Cosmos DB Optimization

Key Concepts

Request Units (RUs): The fundamental compute unit in Cosmos DB, representing the cost of database operations (reads, writes, queries).
Provisioned Throughput: A model where you reserve capacity (RUs) for your database or container.
Autoscale: A provisioned throughput mode that dynamically scales RUs based on usage (10% to 100% of the set maximum).
Manual Throughput: A fixed-capacity model requiring consistent, predictable workloads.
Serverless: A consumption-based model where you pay only for the RUs consumed per million operations.
Partition Key: A mandatory attribute used to distribute data across logical and physical partitions.
High Cardinality: The requirement for a partition key to have a large number of distinct values to ensure even data distribution.
Physical Partitions: The underlying infrastructure units (10,000 RUs and 50GB storage each) that power Cosmos DB.
Hierarchical Partition Key: A feature allowing up to three levels of keys to manage data growth beyond the 20GB logical partition limit.
Global Secondary Index: A mechanism to create duplicate data sets with different partition keys to optimize query performance and cost.

1. Service Models and Cost Optimization

Cosmos DB architecture is hierarchical: Account > Database > Container > Document. Cost optimization depends on selecting the right throughput model:

Manual Provisioned: Best for highly predictable, constant workloads. You pay for the fixed RU amount regardless of usage.
Autoscale (The "Superstar"): The default recommendation for 99% of use cases. It allows for a 10x range (10% to 100% of max). While it carries a 1.5x price premium, it is almost always cheaper than manual provisioning because it scales down during idle periods. The break-even point is 66% average utilization; if your utilization is lower, Autoscale is more cost-effective.
Serverless: Ideal for sporadic, bursty, or ad-hoc workloads. It is roughly 7.5x more expensive than provisioned throughput for consistent workloads, making it unsuitable for steady-state traffic.

2. Data Modeling and Partitioning

The efficiency of your RU consumption is directly tied to your data model and partition key selection:

Partition Key Strategy: You must choose a partition key with high cardinality (thousands of distinct values) to ensure data is evenly distributed across physical partitions.
Avoiding Fan-out: Queries should ideally include the partition key. Queries that do not use the partition key result in "fan-out," where the system must search across multiple physical partitions, significantly increasing RU costs.
Document Size: The optimal document size is between 1KB and 10KB. While the limit is 2MB, smaller documents are more efficient for read/write operations.
Bounded vs. Unbounded Data: If data related to an entity is "bounded" (e.g., a few addresses), store it in the same document. If it is "unbounded" (e.g., an infinite list of comments), store it in separate documents using the same partition key to keep them in the same logical partition.

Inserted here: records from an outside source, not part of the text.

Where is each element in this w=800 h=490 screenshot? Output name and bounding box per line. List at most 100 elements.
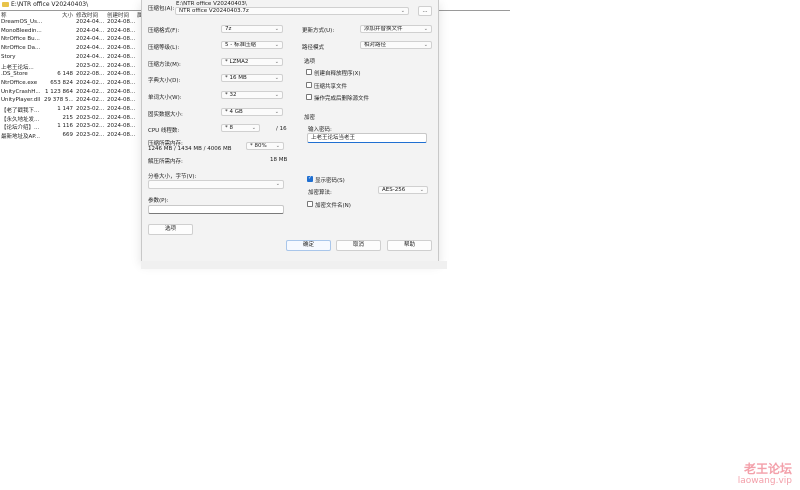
file-name: UnityCrashH...: [1, 88, 41, 95]
solid-block-label: 固实数据大小:: [148, 112, 183, 118]
file-name: MonoBleedin...: [1, 27, 42, 34]
delete-after-checkbox[interactable]: [306, 94, 312, 100]
file-row[interactable]: NtrOffice Da... 2024-04... 2024-08...: [0, 45, 140, 54]
options-button[interactable]: 选项: [148, 224, 193, 235]
update-mode-select[interactable]: 添加并替换文件 ⌄: [360, 25, 432, 33]
decompress-memory-value: 18 MB: [270, 157, 288, 163]
add-to-archive-dialog: 压缩包(A): E:\NTR office V20240403\ NTR off…: [141, 0, 439, 262]
chevron-down-icon: ⌄: [274, 75, 279, 81]
file-row[interactable]: UnityCrashH... 1 123 864 2024-02... 2024-08…: [0, 89, 140, 98]
split-volume-label: 分卷大小，字节(V):: [148, 174, 197, 180]
file-name: 【论坛介绍】...: [1, 125, 40, 132]
split-volume-combo[interactable]: ⌄: [148, 180, 284, 189]
path-mode-label: 路径模式: [302, 45, 325, 51]
file-created: 2024-08...: [107, 71, 136, 78]
file-created: 2024-08...: [107, 123, 136, 130]
file-created: 2024-08...: [107, 27, 136, 34]
solid-block-value: * 4 GB: [225, 109, 243, 115]
file-created: 2024-08...: [107, 97, 136, 104]
file-created: 2024-08...: [107, 106, 136, 112]
chevron-down-icon: ⌄: [419, 187, 424, 193]
file-row[interactable]: 上老王论坛... 2023-02... 2024-08...: [0, 63, 140, 72]
chevron-down-icon: ⌄: [275, 143, 280, 149]
file-created: 2024-08...: [107, 88, 136, 95]
file-modified: 2024-04...: [76, 45, 104, 52]
file-manager: E:\NTR office V20240403\ 称 大小 修改时间 创建时间 …: [0, 0, 510, 200]
options-group-title: 选项: [304, 59, 316, 65]
file-row[interactable]: 【老了戳我下... 1 147 2023-02... 2024-08...: [0, 106, 140, 115]
file-size: 1 123 864: [45, 88, 73, 95]
file-row[interactable]: NtrOffice.exe 653 824 2024-02... 2024-08...: [0, 80, 140, 89]
watermark-url: laowang.vip: [737, 476, 792, 486]
file-row[interactable]: Story 2024-04... 2024-08...: [0, 54, 140, 63]
file-size: 215: [62, 114, 74, 121]
memory-percent-value: * 80%: [250, 143, 267, 149]
chevron-down-icon: ⌄: [274, 42, 279, 48]
file-size: 653 824: [50, 79, 73, 86]
file-name: UnityPlayer.dll: [1, 97, 41, 104]
file-name: 上老王论坛...: [1, 64, 34, 71]
encryption-method-select[interactable]: AES-256 ⌄: [378, 186, 428, 194]
file-name: 【老了戳我下...: [1, 108, 40, 114]
file-modified: 2023-02...: [76, 106, 104, 112]
help-button[interactable]: 帮助: [387, 240, 432, 251]
column-header-created[interactable]: 创建时间: [107, 11, 129, 19]
word-size-select[interactable]: * 32 ⌄: [221, 91, 283, 99]
cpu-threads-select[interactable]: * 8 ⌄: [221, 124, 260, 132]
method-select[interactable]: * LZMA2 ⌄: [221, 58, 283, 66]
compress-memory-detail: 1246 MB / 1434 MB / 4006 MB: [148, 146, 232, 152]
archive-label: 压缩包(A):: [148, 6, 175, 12]
file-modified: 2023-02...: [76, 62, 104, 69]
ok-button[interactable]: 确定: [286, 240, 331, 251]
sfx-label: 创建自释放程序(X): [314, 71, 361, 77]
dialog-bottom-strip: [141, 261, 447, 269]
file-created: 2024-08...: [107, 62, 136, 69]
file-row[interactable]: 【永久地址发... 215 2023-02... 2024-08...: [0, 115, 140, 124]
file-row[interactable]: DreamOS_Us... 2024-04... 2024-08...: [0, 19, 140, 28]
column-header-name[interactable]: 称: [1, 11, 7, 19]
level-select[interactable]: 5 - 标准压缩 ⌄: [221, 41, 283, 49]
dictionary-value: * 16 MB: [225, 75, 247, 81]
password-input[interactable]: 上老王论坛当老王: [307, 133, 427, 143]
show-password-checkbox[interactable]: [307, 175, 313, 182]
file-size: 1 147: [57, 106, 73, 112]
cancel-button[interactable]: 取消: [336, 240, 381, 251]
file-name: 【永久地址发...: [1, 116, 40, 123]
file-row[interactable]: NtrOffice Bu... 2024-04... 2024-08...: [0, 36, 140, 45]
format-select[interactable]: 7z ⌄: [221, 25, 283, 33]
column-header-size[interactable]: 大小: [62, 11, 73, 19]
dictionary-select[interactable]: * 16 MB ⌄: [221, 74, 283, 82]
file-row[interactable]: UnityPlayer.dll 29 378 5... 2024-02... 2024…: [0, 97, 140, 106]
file-created: 2024-08...: [107, 36, 136, 43]
archive-name-combo[interactable]: NTR office V20240403.7z ⌄: [175, 7, 409, 15]
file-created: 2024-08...: [107, 114, 136, 121]
file-size: 1 116: [57, 123, 73, 130]
column-header-modified[interactable]: 修改时间: [76, 11, 98, 19]
update-mode-label: 更新方式(U):: [302, 28, 335, 34]
encryption-method-value: AES-256: [382, 187, 406, 193]
chevron-down-icon: ⌄: [274, 59, 279, 65]
parameters-input[interactable]: [148, 205, 284, 214]
chevron-down-icon: ⌄: [274, 109, 279, 115]
cpu-threads-value: * 8: [225, 125, 233, 131]
file-modified: 2024-02...: [76, 79, 104, 86]
browse-button[interactable]: ...: [418, 6, 432, 16]
sfx-checkbox[interactable]: [306, 69, 312, 75]
shared-files-checkbox[interactable]: [306, 82, 312, 88]
memory-percent-select[interactable]: * 80% ⌄: [246, 142, 284, 150]
file-row[interactable]: 最新地址及AP... 669 2023-02... 2024-08...: [0, 132, 140, 141]
file-row[interactable]: MonoBleedin... 2024-04... 2024-08...: [0, 28, 140, 37]
file-size: 6 148: [57, 71, 73, 78]
file-row[interactable]: 【论坛介绍】... 1 116 2023-02... 2024-08...: [0, 123, 140, 132]
method-value: * LZMA2: [225, 59, 249, 65]
solid-block-select[interactable]: * 4 GB ⌄: [221, 108, 283, 116]
file-created: 2024-08...: [107, 53, 136, 60]
word-size-label: 单词大小(W):: [148, 95, 182, 101]
file-row[interactable]: .DS_Store 6 148 2022-08... 2024-08...: [0, 71, 140, 80]
file-modified: 2024-04...: [76, 19, 104, 25]
encrypt-names-checkbox[interactable]: [307, 201, 313, 207]
cpu-threads-label: CPU 线程数:: [148, 128, 180, 134]
file-created: 2024-08...: [107, 19, 136, 25]
path-mode-select[interactable]: 相对路径 ⌄: [360, 41, 432, 49]
file-modified: 2023-02...: [76, 132, 104, 139]
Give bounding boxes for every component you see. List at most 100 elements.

3. Advanced Optimization Techniques

Global Secondary Index: If you frequently query by an attribute other than the primary partition key, creating a global secondary index (a duplicate container synced via Change Feed) can be cheaper than paying for expensive cross-partition fan-out queries.
Hierarchical Partition Keys: Used when a single partition key exceeds the 20GB logical partition limit. By adding a second or third level to the key, you can further shard the data.
Right-Heavy Workloads: For IoT scenarios where you don't need to query by device ID, using a GUID as the partition key provides maximum cardinality and even distribution, preventing "hot" partitions.

4. Operational Controls

Account Throughput Limit: A safety feature that prevents the account from exceeding a specific RU limit, ensuring you never receive an unexpectedly high bill.
Database-level vs. Container-level: While you can set throughput at the database level, it is generally discouraged for production because it leads to "noisy neighbor" issues where containers compete for shared RUs. The "happy path" is to set throughput at the container level.

Synthesis

Cost optimization in Cosmos DB is not about finding the cheapest service, but about aligning the service model with your workload's traffic pattern. Autoscale is the most versatile and cost-efficient choice for most applications. By prioritizing high-cardinality partition keys and designing data models that avoid cross-partition fan-out, developers can significantly reduce RU consumption and maintain a performant, cost-effective architecture.